今ここには貴族をはじめ神殿の長に商工会の会長、商人など有力者が集まっている。お前は自身が操られていないと証明しなけばならない。」

「勿論だ、シュフラット殿。御忠告痛み入る。父上をどうするかは……少し考えさせてくれ。」

「うむ。」


 倒れていた兵たちも起き上がってきた。バッカラを支えていた騎士がドレークの腕を簡単な治療をして、今度は足を入念に縛った。クロムが取り押さえたままのドレークは抵抗できず、それを受け入れた。


「バッカラ様。こやつを別に隔離しますか?」

「…いえ、このまま。今度こそ拘束して…ええ、見張りをお願いします。

 ところで護衛殿、場を収めていただき感謝致します。あなたのお名前は。」


 バッカラがクロムに向き直った。手に持った〈ラコンティンフィオの業鏡〉は未だ明滅しており、効果を発揮しているのだとわかった。


「クロムだ。」

「クロム殿。…後でお話ができませんかな。使徒様の護衛としての話も。」

「ああ。」


 扉が開く音がした。ランカが戻ってきたのだ。

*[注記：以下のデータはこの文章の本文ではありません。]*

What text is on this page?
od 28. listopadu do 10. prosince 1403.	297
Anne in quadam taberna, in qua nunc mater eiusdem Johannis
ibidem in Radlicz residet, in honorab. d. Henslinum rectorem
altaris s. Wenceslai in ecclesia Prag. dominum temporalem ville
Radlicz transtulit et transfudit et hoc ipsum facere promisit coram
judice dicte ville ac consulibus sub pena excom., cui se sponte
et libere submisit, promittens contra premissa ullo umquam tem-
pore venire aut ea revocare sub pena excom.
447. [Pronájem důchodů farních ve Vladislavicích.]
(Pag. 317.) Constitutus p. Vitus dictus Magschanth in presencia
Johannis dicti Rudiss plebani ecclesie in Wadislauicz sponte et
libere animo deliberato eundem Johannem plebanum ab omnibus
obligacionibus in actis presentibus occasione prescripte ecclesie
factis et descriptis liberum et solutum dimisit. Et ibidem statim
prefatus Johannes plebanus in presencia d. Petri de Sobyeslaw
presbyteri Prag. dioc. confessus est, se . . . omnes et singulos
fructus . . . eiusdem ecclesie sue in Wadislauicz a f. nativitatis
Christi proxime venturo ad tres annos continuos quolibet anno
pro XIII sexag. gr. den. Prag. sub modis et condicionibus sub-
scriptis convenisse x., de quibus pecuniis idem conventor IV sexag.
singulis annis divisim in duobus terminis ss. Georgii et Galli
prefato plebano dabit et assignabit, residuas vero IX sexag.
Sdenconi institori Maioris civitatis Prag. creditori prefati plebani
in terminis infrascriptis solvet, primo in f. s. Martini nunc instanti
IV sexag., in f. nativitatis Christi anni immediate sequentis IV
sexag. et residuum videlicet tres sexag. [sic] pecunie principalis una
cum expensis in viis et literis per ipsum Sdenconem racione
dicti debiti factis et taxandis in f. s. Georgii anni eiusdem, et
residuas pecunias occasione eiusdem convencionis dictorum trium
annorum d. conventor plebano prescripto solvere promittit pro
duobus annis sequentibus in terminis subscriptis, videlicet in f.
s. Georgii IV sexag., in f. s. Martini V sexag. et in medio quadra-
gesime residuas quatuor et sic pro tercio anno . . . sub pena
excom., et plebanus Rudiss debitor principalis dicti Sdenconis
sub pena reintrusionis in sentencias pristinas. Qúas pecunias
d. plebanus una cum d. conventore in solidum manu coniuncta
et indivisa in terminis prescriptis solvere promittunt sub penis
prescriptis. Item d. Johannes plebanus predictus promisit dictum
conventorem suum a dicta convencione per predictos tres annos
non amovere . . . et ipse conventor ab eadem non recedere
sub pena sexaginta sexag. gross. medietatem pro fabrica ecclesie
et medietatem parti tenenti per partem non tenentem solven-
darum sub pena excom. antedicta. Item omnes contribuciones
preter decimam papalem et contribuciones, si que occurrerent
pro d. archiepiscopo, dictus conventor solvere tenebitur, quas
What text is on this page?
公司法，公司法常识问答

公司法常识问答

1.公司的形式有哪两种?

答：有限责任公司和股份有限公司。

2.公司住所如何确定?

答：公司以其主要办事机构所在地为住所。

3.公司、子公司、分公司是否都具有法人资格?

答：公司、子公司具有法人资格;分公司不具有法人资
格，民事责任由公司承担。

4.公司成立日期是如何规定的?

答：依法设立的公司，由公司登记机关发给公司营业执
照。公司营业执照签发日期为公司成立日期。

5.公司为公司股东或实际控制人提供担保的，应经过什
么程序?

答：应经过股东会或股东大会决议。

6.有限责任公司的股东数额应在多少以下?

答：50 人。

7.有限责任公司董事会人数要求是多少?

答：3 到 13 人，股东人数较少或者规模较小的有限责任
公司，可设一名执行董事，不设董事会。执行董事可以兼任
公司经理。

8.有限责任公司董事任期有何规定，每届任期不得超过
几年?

少し遅れてボスポラスが入って来て、ランカが途中で引き返したのだと思った。今この場は、ランカの目にはドレークが兵たちに縛られ、バッカラはクロムに〈ラコンティンフィオの業鏡〉を向けて詰問しているように見えただろう。


「ク、クロム!お父様は!ク、クロムは大丈夫?」

「抑えた。腕は折ったが、命は奪っていない。」

「よ、よかった。

 バッカラ神殿長、〈ラコンティンフィオの業鏡〉が起動したままですわ。

 むやみに人に向けるものではないでしょう。」

「ああ、これは失礼。」


 バッカラは〈ラコンティンフィオの業鏡〉をクロムから逸らして、鏡面を自身の側に向けた。

 ランカがどこかほっとしたように溜息を吐き、クロムへと笑いかけた。


(そういえばこんな場面を見た、というのはこの場面だったのかな。

 あのままだったら、俺もなにか聞かれていたかもしれん。ランカが割り込んでくれて助かったのかな。)


 この後ドレークがどうなるかは、クロムにはわからない。ドレークの予想通り〈疑心〉がかかっているとわかったなら解除を試みるだろうし、それまで幽閉されながらその時を待つのだろうか。解除ができなければ残る生涯を幽閉されるか、あるいは示しをつけるために命を奪うことになるのだろう。


「えー…皆様。此度はこの場に彼を連れてきてしまった私の失態です。

 着任早々申し訳ございません。

 秘宝〈ラコンティンフィオの業鏡〉の前で、私は他意がなかったことを証明致しましょう。」


 バッカラは遠巻きに取り巻いていた者たちに頭を下げ、シュフラットの従者に〈ラコンティンフィオの業鏡〉を渡した。バッカラが手を放した時鏡面の明滅が消えた。この鏡の持つ効果が消えたのだ。

 そこからは粛々と話が進んだ。

 バッカラは〈ラコンティンフィオの業鏡〉の前で、今回ドレークを手引きしたわけではないことを証明し、このバティンポリスに骨を埋める覚悟で来たこと、ランカがある程度の年齢になるまでは神殿でできる限りの護衛や補助をすることを誓った。

 バッカラ自身の潔白が証明され、挨拶も終わったとき、ザンジバルが立ち上がり話を始めた。


「…済まないが、ここで起こったことはバティンポリスを再び揺るがすことになりかねない。

 一旦我々の側で父…いや、ドレークの身を預かる。調査後、速やかに結果を皆様にも伝える。

 知っての通り、狂う前は都市の発展に貢献した立派な人だった。それを無碍にして命を奪うには…すこし急性だと思う。今しばらく口を閉ざし、待っていただきたい。」


 それに反発する者も一部にはいたが、シュフラットとバッカラが了承してからはその者たちも静かになった。これにてドレークの身柄は神殿からザンジバルの元に移され、この後の手続きや取り調べが行われるようだ。また、これを見事に裁ければ次期領主として都市の有力者の誰から納得されることになるだろう。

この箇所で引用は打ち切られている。